Superstar DJs? They’re still going
There’s no escaping their mugs on the billboards on the road into Ibiza Town from the airport. While some may think that the golden age of Ibiza superclubs and DJs larging it afterwards in the lovely villas and fincas dotted …
There’s no escaping their mugs on the billboards on the road into Ibiza Town from the airport. While some may think that the golden age of Ibiza superclubs and DJs larging it afterwards in the lovely villas and fincas dotted around the island ended a long time ago, the billboards and stories from the island tell another tale. The superstar DJs are still going strong here at least.
It’s coming to the end of what has been a very good season so the current promotional push is all about the final parties as venues prepare to sweep the floors, count the cash and close their doors for another year. From David Guetta to Pete Tong, the DJs and clubs attempt to flog their wares as you pass by. Even Carl Cox is still getting the gigs out here and banging ‘em out.
But that’s Ibiza.
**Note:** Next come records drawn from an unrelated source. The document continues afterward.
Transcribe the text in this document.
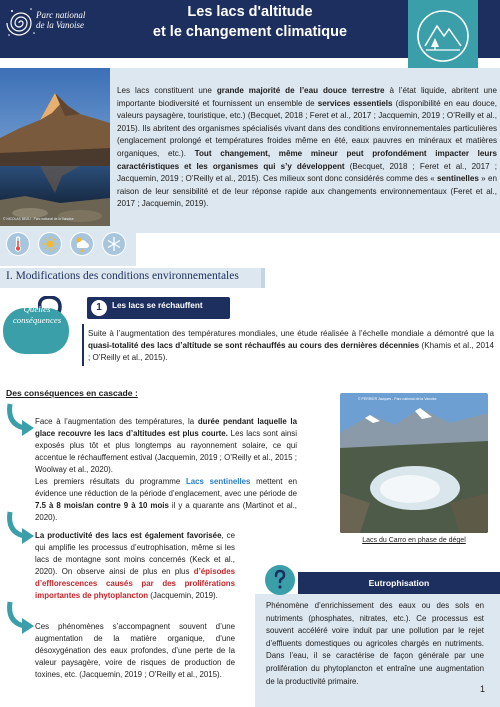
Parc national
de la Vanoise
Les lacs d'altitude
et le changement climatique
© NICOLAS BEAU - Parc national de la Vanoise
Les lacs constituent une grande majorité de l’eau douce terrestre à l’état liquide, abritent une importante biodiversité et fournissent un ensemble de services essentiels (disponibilité en eau douce, valeurs paysagère, touristique, etc.) (Becquet, 2018 ; Feret et al., 2017 ; Jacquemin, 2019 ; O’Reilly et al., 2015). Ils abritent des organismes spécialisés vivant dans des conditions environnementales particulières (englacement prolongé et températures froides même en été, eaux pauvres en minéraux et matières organiques, etc.). Tout changement, même mineur peut profondément impacter leurs caractéristiques et les organismes qui s’y développent (Becquet, 2018 ; Feret et al., 2017 ; Jacquemin, 2019 ; O’Reilly et al., 2015). Ces milieux sont donc considérés comme des « sentinelles » en raison de leur sensibilité et de leur réponse rapide aux changements environnementaux (Feret et al., 2017 ; Jacquemin, 2019).
I. Modifications des conditions environnementales
Quelles
conséquences
1	Les lacs se réchauffent
Suite à l’augmentation des températures mondiales, une étude réalisée à l’échelle mondiale a démontré que la quasi-totalité des lacs d’altitude se sont réchauffés au cours des dernières décennies (Khamis et al., 2014 ; O’Reilly et al., 2015).
Des conséquences en cascade :
Face à l’augmentation des températures, la durée pendant laquelle la glace recouvre les lacs d’altitudes est plus courte. Les lacs sont ainsi exposés plus tôt et plus longtemps au rayonnement solaire, ce qui accentue le réchauffement estival (Jacquemin, 2019 ; O’Reilly et al., 2015 ; Woolway et al., 2020).
Les premiers résultats du programme Lacs sentinelles mettent en évidence une réduction de la période d’englacement, avec une période de 7.5 à 8 mois/an contre 9 à 10 mois il y a quarante ans (Martinot et al., 2020).
La productivité des lacs est également favorisée, ce qui amplifie les processus d’eutrophisation, même si les lacs de montagne sont moins concernés (Keck et al., 2020). On observe ainsi de plus en plus d’épisodes d’efflorescences causés par des proliférations importantes de phytoplancton (Jacquemin, 2019).
Ces phénomènes s’accompagnent souvent d’une augmentation de la matière organique, d’une désoxygénation des eaux profondes, d’une perte de la valeur paysagère, voire de risques de production de toxines, etc. (Jacquemin, 2019 ; O’Reilly et al., 2015).
© PERRIER Jacques - Parc national de la Vanoise
Lacs du Carro en phase de dégel
Eutrophisation
Phénomène d’enrichissement des eaux ou des sols en nutriments (phosphates, nitrates, etc.). Ce processus est souvent accéléré voire induit par une pollution par le rejet d’effluents domestiques ou agricoles chargés en nutriments. Dans l’eau, il se caractérise de façon générale par une prolifération du phytoplancton et entraîne une augmentation de la productivité primaire.
1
Elsewhere, there may be still a market for the lads who were larger than life characters through the last few decades – Sasha is coming to town for a gig at Tripod this weekend, for instance – but, like the Irish economy this morning, it’s a much different powerhouse to the one it once was.
Certainly, anyone who has read Dom Phillips’ “Superstar DJs Here We Go” book on the phenomenon of British superstar DJs and clubs who held sway during the 1990s and early years of the Noughties will be under no illusions as to who, what, why and how of that rise and fall.
Apart from tracking down once ubiquitous club draws like Jon Pleased Wimmin, Jeremy Healy, Danny Rampling and co to see where they are now (some very sad stories about what happened to some folks when the party finally ended and they had to go home), Phillips also looks at how the whole scene which had spung up around these DJs played itself out.
What had begun with glammy nights out in unlikely and down-at-heel northern English towns eventually just got too greedy, too coked-up and too self-important for its own good. Millennium Eve was the tipping point and it was all downhill after that. The outlandish and ambitious projects and events (like the Home nightclub in the middle of London’s Leicester Square tourist trap) ended in tears. By 2003, that particular acid house revolution had come to an end. There may be some people pining for it – Phillips compares the Facebook groups and online nostalgia which has sprung up around nights like Renaissance and Wobble to the Northern Soul scene – but the music and the clubs have moved on.
The smarter DJs also moved on. The premier league players headed to foreign parts and found new lucrative circuits for themselves with Sasha and Paul Oakenfold, for instance, finding a lot of love for themselves in the Americas. A new generation of superstar DJs came to the fore – Phillips talks about how David Guetta in particular is more like a rock icon with mainstream appeal than the characters of old – but it’s now just part of the fabric instead of being the main focus as it once was. Yes, you could stick on Guetta or Tiesto in the O2 or Odyssey and they’d probably do better business than any number of big acts you care to mention, but the notion of a fellow who spins records as a game-changer is well and truly over.
And yes, there are still superclubs in existence – Una Mullally had a good piece in the Tribune recently on the first year of The Wright Venue, the superclub in the middle of a north county Dublin retail park – but they’re no longer the big beasts of the entertainment jungle that they once were. A new generation of clubbers wanted something else from 2003 onwards and that meant a shift to smaller spaces, more interesting nights and more variety. They also got their kicks from live music and festivals leading to a huge upward spike in both the number of events and the audiences they attracted. Maybe, just maybe, a future generation will wish to return to the glitz and ritz of the superclub era. If that’s the case, all they’ll have to do is dust down the infrastructure.